Manipülasyon haberlerin merkezi Devletin resmi ajansı TAK
Basın toplantısında, manipülasyon haberlerin merkezi Devletin resmi ajansı TAK, KTÖS Genel Sekreteri Şener Elcil tarafından sert bir şekilde eleştirildi. Elcil, dünyadaki haberciliğin doğru esaslar üzerine dayandığını, yazılmamış, söylenmemiş şeylerin söylenmiş gibi yapılmasının hiçbir ahlak değeri ile bağdaşmadığını da ifade etti.

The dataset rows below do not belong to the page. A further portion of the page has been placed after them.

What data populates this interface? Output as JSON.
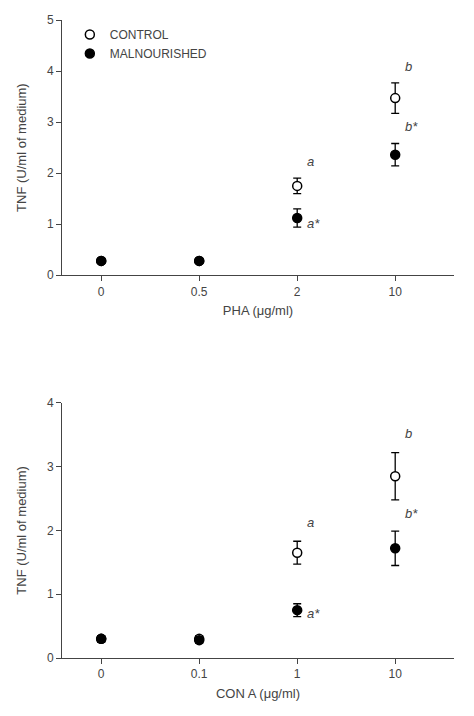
{
  "chart_data": [
    {
      "type": "scatter",
      "xlabel": "PHA (μg/ml)",
      "ylabel": "TNF (U/ml of medium)",
      "categories": [
        "0",
        "0.5",
        "2",
        "10"
      ],
      "ylim": [
        0,
        5
      ],
      "yticks": [
        0,
        1,
        2,
        3,
        4,
        5
      ],
      "grid": false,
      "legend": "upper left",
      "series": [
        {
          "name": "CONTROL",
          "color": "black",
          "marker": "open",
          "values": [
            0.28,
            0.28,
            1.75,
            3.47
          ],
          "errors": [
            0.04,
            0.04,
            0.15,
            0.3
          ]
        },
        {
          "name": "MALNOURISHED",
          "color": "black",
          "marker": "filled",
          "values": [
            0.28,
            0.28,
            1.12,
            2.36
          ],
          "errors": [
            0.04,
            0.04,
            0.18,
            0.22
          ]
        }
      ],
      "annotations": [
        {
          "text": "a",
          "x": "2",
          "y": 2.05
        },
        {
          "text": "a*",
          "x": "2",
          "y": 0.82
        },
        {
          "text": "b",
          "x": "10",
          "y": 3.9
        },
        {
          "text": "b*",
          "x": "10",
          "y": 2.72
        }
      ]
    },
    {
      "type": "scatter",
      "xlabel": "CON A (μg/ml)",
      "ylabel": "TNF (U/ml of medium)",
      "categories": [
        "0",
        "0.1",
        "1",
        "10"
      ],
      "ylim": [
        0,
        4
      ],
      "yticks": [
        0,
        1,
        2,
        3,
        4
      ],
      "grid": false,
      "series": [
        {
          "color": "black",
          "marker": "open",
          "values": [
            0.3,
            0.3,
            1.65,
            2.85
          ],
          "errors": [
            0.05,
            0.05,
            0.18,
            0.37
          ]
        },
        {
          "color": "black",
          "marker": "filled",
          "values": [
            0.3,
            0.28,
            0.75,
            1.72
          ],
          "errors": [
            0.05,
            0.05,
            0.1,
            0.27
          ]
        }
      ],
      "annotations": [
        {
          "text": "a",
          "x": "1",
          "y": 1.97
        },
        {
          "text": "a*",
          "x": "1",
          "y": 0.55
        },
        {
          "text": "b",
          "x": "10",
          "y": 3.37
        },
        {
          "text": "b*",
          "x": "10",
          "y": 2.12
        }
      ]
    }
  ]
}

Yolculuk, Larnaka Havaalanı’nda neşeli bir şekilde başladı. Uçakta AKEL Genel Sekreteri de AP’de bir konuşma yapmak için bulunuyordu. Akşam saatlerinde, AB’nin merkezi Brüksel’e varılmış, ekip ertesi gün yapacağı temaslara odaklanmıştı. Bu aynı zamanda benim bu maksatla yaptığım ilk yurtdışı ziyaretimdi! Grupta ÇİVİ gazetesi köşe yazarı olarak yer almıştım. Uçakta, Andros Kipriyanu ile sohbet etmiş, ona yakın gelecekte Kıbrıs’ta bir çözüme ulaşıp ulaşamayacağımızı sormuştum. Yanıtı, yakında bir çözüm görmediği, çünkü Türkiye’nin söylemde başka fiiliyatta başka davrandığı, bunun çözümü zorlaştırdığı şeklindeydi ve Türkiye’nin iyi niyet göstergesi olarak Maraş’ı yasal sahiplerine iade etmek için bir adım atması gerektiğini belirtip, Mağusa İnisiyatifi’nin başlattığı kampanyayı da yakından takip ettiklerini söylüyordu.

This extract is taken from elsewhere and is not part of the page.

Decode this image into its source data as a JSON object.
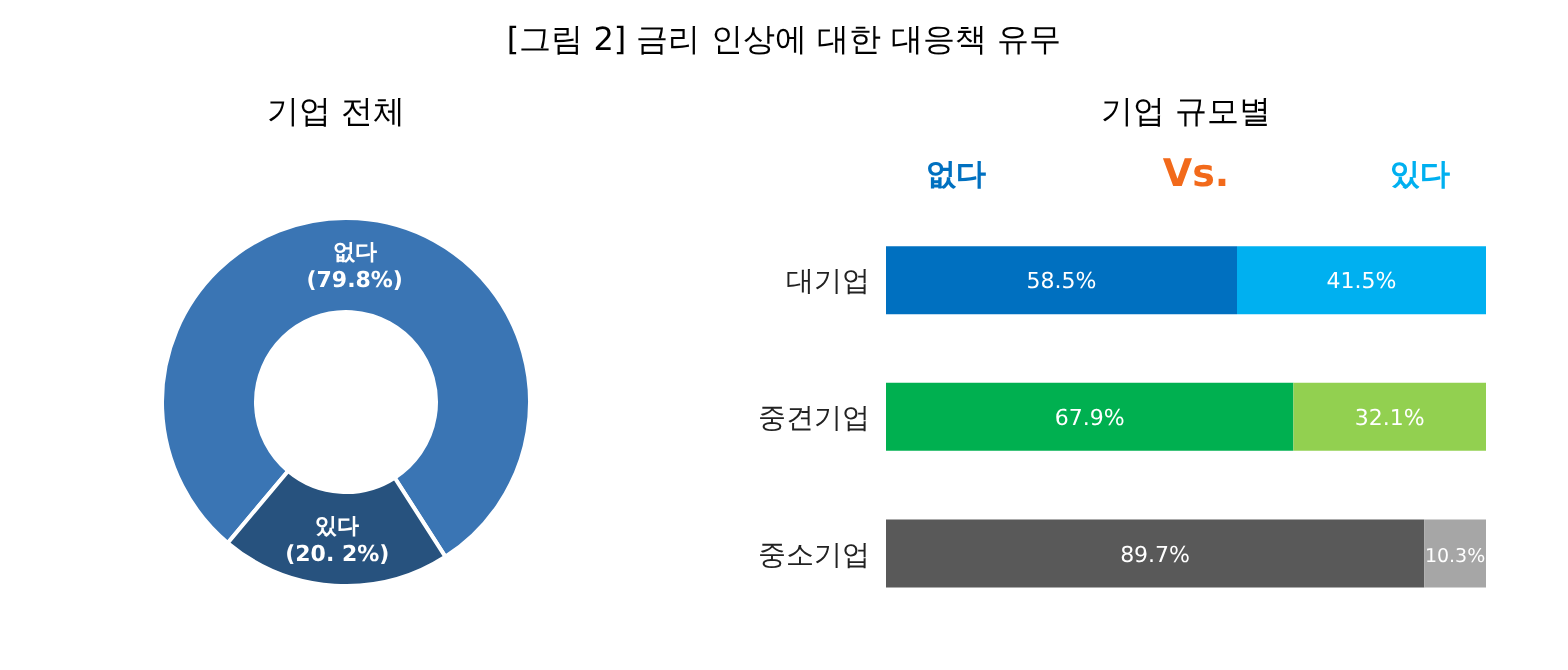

13 maddelik Deklarasyonla TC’nin buradaki asimilasyon politikaları ifşa edilecek
Sendikal Platform’un lokomotifi ve etkili üyesi KTÖS Genel Sekreteri Şener Elcil ise kendisi ile uçakta yaptığım mini söyleşide şunları söyledi: “Kıbrıs Türk Toplumu’nun sesini ve AKP’nin dayatmalarını AB’ye duyurmak, burada bir ateşkesin olduğunu, Türkiye’nin de burada Kıbrıs Cumhuriyeti’nin toprak bütünlüğünü korumak için bulunduğunu herkese anlatıp hatırlatmak zorundayız. İnönü Meydanı’ndaki mesajı Brüksel’e taşıyıp, AB’yi kendi vatandaşlarına karşı daha duyarlı olması hususunda uyaracağız. 13 maddelik Deklarasyonla, TC’nin buradaki asimilasyon politikalarını ifşa edecek raporlar sunacağız. Adamız, 2003’ten beridir resmen Avrupa Birliği toprağı olmasına rağmen, AB’nin burada yaşayan vatandaşlarının durumunu ifade eden net bir açıklama yapmamıştır. Türkiye’nin buradaki egemenlik haklarının tanındığını, ortada KKTC’nin olmadığını, AB konusunda direkt muhatabın Türkiye olduğunu söyledikten sonra, bu ilişkinin bu toplum tükeninceye kadar devam edip etmeyeceğini ifade etmemiştir. Biz, ortadaki çıkar ilişkileri içerisinde tüm tarafların gönlünce kullandığı sadece bir rehine miyiz? Türkiye ve Güney Kıbrıs Gümrük Birliğinde ama biz aralarda bir yerlerde ‘Santafe’ gibi dolaşıyoruz. Biz AB vatandaşıyız ve AB’nin buna bir çözüm getirmesi gerekiyor. Türkiye’deki seçimler sonrasında Erdoğan’ın bizi vilayet yapacağı söylemi Kıbrıs Türkü’ne yapılmış en büyük saygısızlıktır ve AİHM’de baş sabıkalı olan Türkiye’nin sabıka kaydını daha da katlamaktan başka işe yaramayacaktır”.
Siyasi Tsunami…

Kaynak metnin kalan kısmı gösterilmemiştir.